After Australia’s Mitchell Watt, the World leader this year, could manage only an 8.06 on his final jump, Phillips had the luxury of sprinting down the runway one last time with nothing but the gold medal on his mind. He ran through the pit and pulled off his bib number – ‘1111’ – and held it up to the photographers.
Phillips and Watt took contrasting paths through the year. Phillips competed in the Shanghai Samsung Diamond League meeting, finishing fourth behind the Australian, and after failing to qualify by right at the US championships used his champion’s wild card to get to the championships.
But he was good when it mattered most, producing a season’s best 8.32 metres in qualifying and then going 8.31 and 8.45 with his first two jumps of the final to, as it turned out, wrap up the gold medal by the end of the second round.
Watt has ruled the roost most of the year, jumping a World lead 8.44 in the Australian Championships, improving it to 8.54 in Stockholm at the end of July. But he has also been battling an ankle injury in his take-off leg.
Tonight, the Australian fouled his first jump, leapt 8.33 on his second – the silver medal distance – but then was unable to improve. Twice he ran through the pit, and the last-round 8.06 was his only decent jump of the last four.
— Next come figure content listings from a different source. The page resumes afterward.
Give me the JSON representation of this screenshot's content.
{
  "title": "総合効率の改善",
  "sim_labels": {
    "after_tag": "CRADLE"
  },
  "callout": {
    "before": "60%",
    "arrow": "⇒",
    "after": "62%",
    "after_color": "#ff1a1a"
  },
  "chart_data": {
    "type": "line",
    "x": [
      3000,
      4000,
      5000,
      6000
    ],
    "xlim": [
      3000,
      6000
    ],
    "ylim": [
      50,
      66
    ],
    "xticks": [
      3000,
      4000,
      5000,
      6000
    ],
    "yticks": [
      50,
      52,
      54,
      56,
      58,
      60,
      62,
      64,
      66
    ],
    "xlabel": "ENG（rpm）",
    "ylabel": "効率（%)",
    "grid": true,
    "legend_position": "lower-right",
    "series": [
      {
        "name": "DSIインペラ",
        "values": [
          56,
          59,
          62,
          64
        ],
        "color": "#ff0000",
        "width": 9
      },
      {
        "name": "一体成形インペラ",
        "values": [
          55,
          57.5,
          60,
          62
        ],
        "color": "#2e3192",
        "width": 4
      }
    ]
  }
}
Watt bounded from near obscurity to a bronze medal in 2009, missed most of 2010 injured, has been the World leader since early in 2011. But the gold medal proved a jump too far and though he achieved the best-ever result by an Australian at a World Championships – and equalled the best ever at an Olympics – the loss of the gold will hurt.
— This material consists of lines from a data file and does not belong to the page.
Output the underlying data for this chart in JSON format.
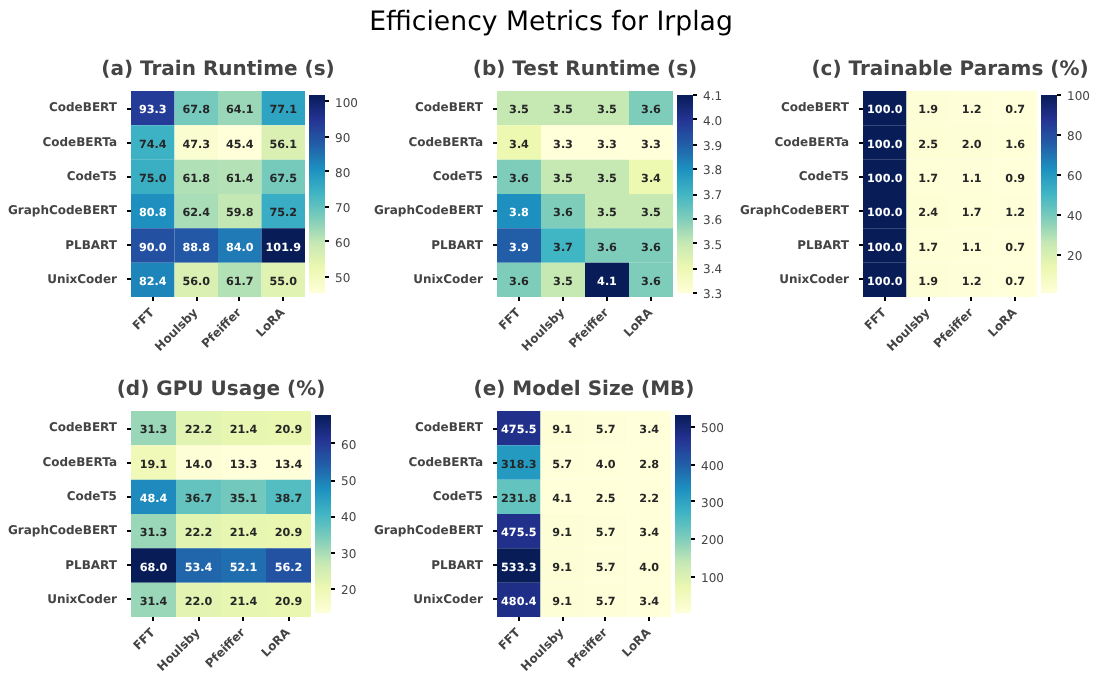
{
  "chart_data": [
    {
      "type": "other",
      "title": "Efficiency Metrics for Irplag"
    },
    {
      "type": "heatmap",
      "title": "(a) Train Runtime (s)",
      "categories": [
        "FFT",
        "Houlsby",
        "Pfeiffer",
        "LoRA"
      ],
      "y_categories": [
        "CodeBERT",
        "CodeBERTa",
        "CodeT5",
        "GraphCodeBERT",
        "PLBART",
        "UnixCoder"
      ],
      "cells": [
        [
          93.3,
          67.8,
          64.1,
          77.1
        ],
        [
          74.4,
          47.3,
          45.4,
          56.1
        ],
        [
          75.0,
          61.8,
          61.4,
          67.5
        ],
        [
          80.8,
          62.4,
          59.8,
          75.2
        ],
        [
          90.0,
          88.8,
          84.0,
          101.9
        ],
        [
          82.4,
          56.0,
          61.7,
          55.0
        ]
      ],
      "cell_labels": [
        [
          "93.3",
          "67.8",
          "64.1",
          "77.1"
        ],
        [
          "74.4",
          "47.3",
          "45.4",
          "56.1"
        ],
        [
          "75.0",
          "61.8",
          "61.4",
          "67.5"
        ],
        [
          "80.8",
          "62.4",
          "59.8",
          "75.2"
        ],
        [
          "90.0",
          "88.8",
          "84.0",
          "101.9"
        ],
        [
          "82.4",
          "56.0",
          "61.7",
          "55.0"
        ]
      ],
      "clim": [
        45.4,
        101.9
      ],
      "cticks": [
        50,
        60,
        70,
        80,
        90,
        100
      ]
    },
    {
      "type": "heatmap",
      "title": "(b) Test Runtime (s)",
      "categories": [
        "FFT",
        "Houlsby",
        "Pfeiffer",
        "LoRA"
      ],
      "y_categories": [
        "CodeBERT",
        "CodeBERTa",
        "CodeT5",
        "GraphCodeBERT",
        "PLBART",
        "UnixCoder"
      ],
      "cells": [
        [
          3.5,
          3.5,
          3.5,
          3.6
        ],
        [
          3.4,
          3.3,
          3.3,
          3.3
        ],
        [
          3.6,
          3.5,
          3.5,
          3.4
        ],
        [
          3.8,
          3.6,
          3.5,
          3.5
        ],
        [
          3.9,
          3.7,
          3.6,
          3.6
        ],
        [
          3.6,
          3.5,
          4.1,
          3.6
        ]
      ],
      "cell_labels": [
        [
          "3.5",
          "3.5",
          "3.5",
          "3.6"
        ],
        [
          "3.4",
          "3.3",
          "3.3",
          "3.3"
        ],
        [
          "3.6",
          "3.5",
          "3.5",
          "3.4"
        ],
        [
          "3.8",
          "3.6",
          "3.5",
          "3.5"
        ],
        [
          "3.9",
          "3.7",
          "3.6",
          "3.6"
        ],
        [
          "3.6",
          "3.5",
          "4.1",
          "3.6"
        ]
      ],
      "clim": [
        3.3,
        4.1
      ],
      "cticks": [
        3.3,
        3.4,
        3.5,
        3.6,
        3.7,
        3.8,
        3.9,
        {
          "value": 4.0,
          "label": "4.0"
        },
        4.1
      ]
    },
    {
      "type": "heatmap",
      "title": "(c) Trainable Params (%)",
      "categories": [
        "FFT",
        "Houlsby",
        "Pfeiffer",
        "LoRA"
      ],
      "y_categories": [
        "CodeBERT",
        "CodeBERTa",
        "CodeT5",
        "GraphCodeBERT",
        "PLBART",
        "UnixCoder"
      ],
      "cells": [
        [
          100.0,
          1.9,
          1.2,
          0.7
        ],
        [
          100.0,
          2.5,
          2.0,
          1.6
        ],
        [
          100.0,
          1.7,
          1.1,
          0.9
        ],
        [
          100.0,
          2.4,
          1.7,
          1.2
        ],
        [
          100.0,
          1.7,
          1.1,
          0.7
        ],
        [
          100.0,
          1.9,
          1.2,
          0.7
        ]
      ],
      "cell_labels": [
        [
          "100.0",
          "1.9",
          "1.2",
          "0.7"
        ],
        [
          "100.0",
          "2.5",
          "2.0",
          "1.6"
        ],
        [
          "100.0",
          "1.7",
          "1.1",
          "0.9"
        ],
        [
          "100.0",
          "2.4",
          "1.7",
          "1.2"
        ],
        [
          "100.0",
          "1.7",
          "1.1",
          "0.7"
        ],
        [
          "100.0",
          "1.9",
          "1.2",
          "0.7"
        ]
      ],
      "clim": [
        0.7,
        100.0
      ],
      "cticks": [
        20,
        40,
        60,
        80,
        100
      ]
    },
    {
      "type": "heatmap",
      "title": "(d) GPU Usage (%)",
      "categories": [
        "FFT",
        "Houlsby",
        "Pfeiffer",
        "LoRA"
      ],
      "y_categories": [
        "CodeBERT",
        "CodeBERTa",
        "CodeT5",
        "GraphCodeBERT",
        "PLBART",
        "UnixCoder"
      ],
      "cells": [
        [
          31.3,
          22.2,
          21.4,
          20.9
        ],
        [
          19.1,
          14.0,
          13.3,
          13.4
        ],
        [
          48.4,
          36.7,
          35.1,
          38.7
        ],
        [
          31.3,
          22.2,
          21.4,
          20.9
        ],
        [
          68.0,
          53.4,
          52.1,
          56.2
        ],
        [
          31.4,
          22.0,
          21.4,
          20.9
        ]
      ],
      "cell_labels": [
        [
          "31.3",
          "22.2",
          "21.4",
          "20.9"
        ],
        [
          "19.1",
          "14.0",
          "13.3",
          "13.4"
        ],
        [
          "48.4",
          "36.7",
          "35.1",
          "38.7"
        ],
        [
          "31.3",
          "22.2",
          "21.4",
          "20.9"
        ],
        [
          "68.0",
          "53.4",
          "52.1",
          "56.2"
        ],
        [
          "31.4",
          "22.0",
          "21.4",
          "20.9"
        ]
      ],
      "clim": [
        13.3,
        68.0
      ],
      "cticks": [
        20,
        30,
        40,
        50,
        60
      ]
    },
    {
      "type": "heatmap",
      "title": "(e) Model Size (MB)",
      "categories": [
        "FFT",
        "Houlsby",
        "Pfeiffer",
        "LoRA"
      ],
      "y_categories": [
        "CodeBERT",
        "CodeBERTa",
        "CodeT5",
        "GraphCodeBERT",
        "PLBART",
        "UnixCoder"
      ],
      "cells": [
        [
          475.5,
          9.1,
          5.7,
          3.4
        ],
        [
          318.3,
          5.7,
          4.0,
          2.8
        ],
        [
          231.8,
          4.1,
          2.5,
          2.2
        ],
        [
          475.5,
          9.1,
          5.7,
          3.4
        ],
        [
          533.3,
          9.1,
          5.7,
          4.0
        ],
        [
          480.4,
          9.1,
          5.7,
          3.4
        ]
      ],
      "cell_labels": [
        [
          "475.5",
          "9.1",
          "5.7",
          "3.4"
        ],
        [
          "318.3",
          "5.7",
          "4.0",
          "2.8"
        ],
        [
          "231.8",
          "4.1",
          "2.5",
          "2.2"
        ],
        [
          "475.5",
          "9.1",
          "5.7",
          "3.4"
        ],
        [
          "533.3",
          "9.1",
          "5.7",
          "4.0"
        ],
        [
          "480.4",
          "9.1",
          "5.7",
          "3.4"
        ]
      ],
      "clim": [
        2.2,
        533.3
      ],
      "cticks": [
        100,
        200,
        300,
        400,
        500
      ]
    }
  ]
}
Ngonidzashe Makusha finished third with 8.29 to take Zimbabwe’s first-ever medal at a World Championships. The 24-year-old, who also made the 100 metres semi-finals here, could have had an even better result – his 8.14 in the third round came from 26 centimetres behind the board.
The three medallists had all produced their best jump by the end of the second round and the competition petered out somewhat from there. Yahya Berrabah of Morocco took fourth with 8.23 (another second round jump); none of the top eight improved in the last four rounds.
Still, there was an air of generational change, with Watt only 23 and three 20-year-olds – Luvo Manyonga of South Africa in fifth place, Aleksandr Menkov of Russia in sixth and Will Claye of USA, ninth – in the final. Claye was coming back from the qualifying rounds of the Triple Jump this morning (he reached the final).
For the moment, though, 33-year-old Dwight Phillips rules the event.
Kim Deokhyeon was unable to take his place in the final. He is the only Korean athlete to qualify for a place in a final in Daegu; Kim Hyunsub finished sixth in the out-of-stadium men’s 20km road walk.